Too much uncertainty
Added to this, businesses face uncertainty about policy. We don't know whether courts will find the new health care law constitutional or how regulators will implement new financial rules or whether Congress will tackle our deficits. We don't even know whether, in a matter of weeks, taxes will spike or stay the same.
To the politicians these are policy questions; to the men and women who make this country run, they are real day-to-day problems that stand in the way of job creation and growth.
Governments have a role in this economy. They can provide things the private sector cannot, such as national defense and policing. They can also protect private property and arbitrate disputes. But government's role is not stimulus. Federal and state folks must understand that business failure is a necessary part of the marketplace. But policymakers, along with the private sector, can figure out what conditions should be changed to reduce uncertainty. This would be a great place to start. I am not an economist, but I know a fixer-upper when I see one.

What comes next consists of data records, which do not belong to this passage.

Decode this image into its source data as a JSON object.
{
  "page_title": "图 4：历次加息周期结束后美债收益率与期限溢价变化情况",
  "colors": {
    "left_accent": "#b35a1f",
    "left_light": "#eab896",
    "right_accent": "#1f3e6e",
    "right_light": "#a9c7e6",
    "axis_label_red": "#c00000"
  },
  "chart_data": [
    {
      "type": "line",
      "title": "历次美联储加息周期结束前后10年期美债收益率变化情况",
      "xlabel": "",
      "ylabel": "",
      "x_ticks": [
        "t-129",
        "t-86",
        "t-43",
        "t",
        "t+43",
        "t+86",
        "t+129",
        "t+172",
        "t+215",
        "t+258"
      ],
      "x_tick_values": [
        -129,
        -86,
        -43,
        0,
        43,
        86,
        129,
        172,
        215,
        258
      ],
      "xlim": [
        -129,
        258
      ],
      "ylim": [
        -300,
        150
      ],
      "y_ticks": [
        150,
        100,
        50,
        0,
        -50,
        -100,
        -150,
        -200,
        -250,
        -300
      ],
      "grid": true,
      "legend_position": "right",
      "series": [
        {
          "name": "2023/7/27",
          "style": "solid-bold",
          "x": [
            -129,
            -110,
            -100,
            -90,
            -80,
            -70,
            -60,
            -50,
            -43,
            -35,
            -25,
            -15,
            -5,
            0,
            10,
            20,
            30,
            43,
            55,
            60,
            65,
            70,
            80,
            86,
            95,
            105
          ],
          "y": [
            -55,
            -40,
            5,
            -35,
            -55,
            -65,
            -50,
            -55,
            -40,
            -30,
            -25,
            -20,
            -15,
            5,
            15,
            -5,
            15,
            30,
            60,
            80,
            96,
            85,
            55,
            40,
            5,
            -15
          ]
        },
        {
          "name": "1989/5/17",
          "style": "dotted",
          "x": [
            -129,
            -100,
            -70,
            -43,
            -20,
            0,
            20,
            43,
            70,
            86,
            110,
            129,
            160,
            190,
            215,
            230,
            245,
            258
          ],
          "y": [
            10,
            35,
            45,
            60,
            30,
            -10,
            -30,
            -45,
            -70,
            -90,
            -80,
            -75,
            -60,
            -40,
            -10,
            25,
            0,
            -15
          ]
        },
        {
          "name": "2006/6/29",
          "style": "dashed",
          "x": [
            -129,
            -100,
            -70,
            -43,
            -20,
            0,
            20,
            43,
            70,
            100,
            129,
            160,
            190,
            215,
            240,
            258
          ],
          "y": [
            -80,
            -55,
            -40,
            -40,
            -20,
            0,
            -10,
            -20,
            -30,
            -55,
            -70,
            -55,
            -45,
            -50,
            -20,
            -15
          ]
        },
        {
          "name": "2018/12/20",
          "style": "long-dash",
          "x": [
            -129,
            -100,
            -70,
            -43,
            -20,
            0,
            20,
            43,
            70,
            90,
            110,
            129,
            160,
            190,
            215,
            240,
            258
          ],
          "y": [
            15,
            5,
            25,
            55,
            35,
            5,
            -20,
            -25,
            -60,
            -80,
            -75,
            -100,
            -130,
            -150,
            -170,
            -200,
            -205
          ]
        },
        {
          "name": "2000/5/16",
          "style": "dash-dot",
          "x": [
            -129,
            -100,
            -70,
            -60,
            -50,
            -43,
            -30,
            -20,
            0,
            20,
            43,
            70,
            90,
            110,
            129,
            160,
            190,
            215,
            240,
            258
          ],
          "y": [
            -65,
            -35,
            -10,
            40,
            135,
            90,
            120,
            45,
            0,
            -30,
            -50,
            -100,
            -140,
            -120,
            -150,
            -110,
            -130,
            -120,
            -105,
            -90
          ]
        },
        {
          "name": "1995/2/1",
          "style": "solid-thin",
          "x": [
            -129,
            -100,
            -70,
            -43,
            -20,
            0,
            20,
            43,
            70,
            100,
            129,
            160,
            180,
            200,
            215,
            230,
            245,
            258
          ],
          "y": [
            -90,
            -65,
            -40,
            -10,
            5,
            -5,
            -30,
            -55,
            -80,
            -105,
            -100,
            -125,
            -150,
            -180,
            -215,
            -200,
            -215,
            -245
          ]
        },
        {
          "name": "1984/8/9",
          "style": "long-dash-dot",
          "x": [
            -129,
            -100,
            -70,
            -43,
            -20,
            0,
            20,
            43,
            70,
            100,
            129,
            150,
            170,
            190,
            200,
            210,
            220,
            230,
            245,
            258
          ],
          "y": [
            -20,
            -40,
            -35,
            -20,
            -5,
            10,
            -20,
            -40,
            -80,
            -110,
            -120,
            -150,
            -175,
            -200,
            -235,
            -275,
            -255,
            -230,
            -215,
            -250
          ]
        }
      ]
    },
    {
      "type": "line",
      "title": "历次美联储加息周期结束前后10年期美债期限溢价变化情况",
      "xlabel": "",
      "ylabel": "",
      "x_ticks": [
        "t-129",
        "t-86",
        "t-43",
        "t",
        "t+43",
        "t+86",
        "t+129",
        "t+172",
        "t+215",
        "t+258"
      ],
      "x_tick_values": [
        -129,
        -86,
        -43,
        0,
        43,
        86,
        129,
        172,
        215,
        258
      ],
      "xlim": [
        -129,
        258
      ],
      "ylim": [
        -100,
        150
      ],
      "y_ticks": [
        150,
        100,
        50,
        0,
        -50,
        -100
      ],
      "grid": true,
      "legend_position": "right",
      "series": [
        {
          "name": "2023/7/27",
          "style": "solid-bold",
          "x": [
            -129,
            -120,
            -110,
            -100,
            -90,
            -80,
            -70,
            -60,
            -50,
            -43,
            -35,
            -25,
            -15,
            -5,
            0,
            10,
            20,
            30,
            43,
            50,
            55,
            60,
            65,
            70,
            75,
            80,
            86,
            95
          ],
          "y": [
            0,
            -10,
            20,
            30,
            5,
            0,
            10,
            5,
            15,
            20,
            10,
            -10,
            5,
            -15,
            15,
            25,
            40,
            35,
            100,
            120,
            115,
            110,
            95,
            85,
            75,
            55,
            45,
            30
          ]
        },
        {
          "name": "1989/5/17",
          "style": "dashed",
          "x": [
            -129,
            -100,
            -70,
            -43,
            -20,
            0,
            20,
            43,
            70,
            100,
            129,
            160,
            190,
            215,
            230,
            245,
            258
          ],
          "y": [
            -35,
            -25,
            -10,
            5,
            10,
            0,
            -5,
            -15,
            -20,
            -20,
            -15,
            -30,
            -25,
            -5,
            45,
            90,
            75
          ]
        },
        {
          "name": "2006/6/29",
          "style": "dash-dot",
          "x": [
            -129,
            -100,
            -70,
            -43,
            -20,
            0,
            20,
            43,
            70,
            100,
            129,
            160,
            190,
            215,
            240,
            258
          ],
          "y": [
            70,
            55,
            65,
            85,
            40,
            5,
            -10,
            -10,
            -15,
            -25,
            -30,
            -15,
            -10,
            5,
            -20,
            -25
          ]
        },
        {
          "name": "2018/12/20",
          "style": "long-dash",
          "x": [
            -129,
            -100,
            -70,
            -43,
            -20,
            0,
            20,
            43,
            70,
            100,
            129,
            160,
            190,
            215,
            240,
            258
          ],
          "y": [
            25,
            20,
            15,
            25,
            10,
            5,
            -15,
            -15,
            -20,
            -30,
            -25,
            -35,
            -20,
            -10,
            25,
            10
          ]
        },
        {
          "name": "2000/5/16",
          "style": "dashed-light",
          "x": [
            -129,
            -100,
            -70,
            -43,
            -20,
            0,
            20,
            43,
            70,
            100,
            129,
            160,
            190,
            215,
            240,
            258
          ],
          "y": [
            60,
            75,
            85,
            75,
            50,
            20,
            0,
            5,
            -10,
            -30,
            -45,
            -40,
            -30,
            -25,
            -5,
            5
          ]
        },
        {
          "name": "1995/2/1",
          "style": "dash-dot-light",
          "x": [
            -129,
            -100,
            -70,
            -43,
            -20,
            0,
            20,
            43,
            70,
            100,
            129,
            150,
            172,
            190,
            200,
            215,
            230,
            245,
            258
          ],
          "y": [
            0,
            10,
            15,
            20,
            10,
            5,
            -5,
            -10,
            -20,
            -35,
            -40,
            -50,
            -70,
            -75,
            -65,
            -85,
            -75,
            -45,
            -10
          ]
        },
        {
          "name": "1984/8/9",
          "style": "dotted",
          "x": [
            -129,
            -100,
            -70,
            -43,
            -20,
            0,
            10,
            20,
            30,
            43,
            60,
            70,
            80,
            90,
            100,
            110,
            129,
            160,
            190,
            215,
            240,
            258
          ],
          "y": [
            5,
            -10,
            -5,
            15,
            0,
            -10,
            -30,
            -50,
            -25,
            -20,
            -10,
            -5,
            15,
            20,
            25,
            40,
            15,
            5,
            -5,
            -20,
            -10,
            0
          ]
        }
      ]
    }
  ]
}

The U.S. is a fixer-upper that can still be saved.
We need incentives instead of penalties. We need tax reform, not new taxes. We need to reduce uncertainty so that the private sector can provide jobs — the only proven way to increase purchasing power. In doing this, we allow employees to take their families out to movies, get washers and dryers, buy gas for the cars that take them to work and back home. That's the way a revenue stream for the government is created, by creating more taxpayers — people with a J-O-B.
Diane M. Hendricks is chairman of ABC Supply, a national roofing, window and siding wholesale distributor based in Beloit, Wis.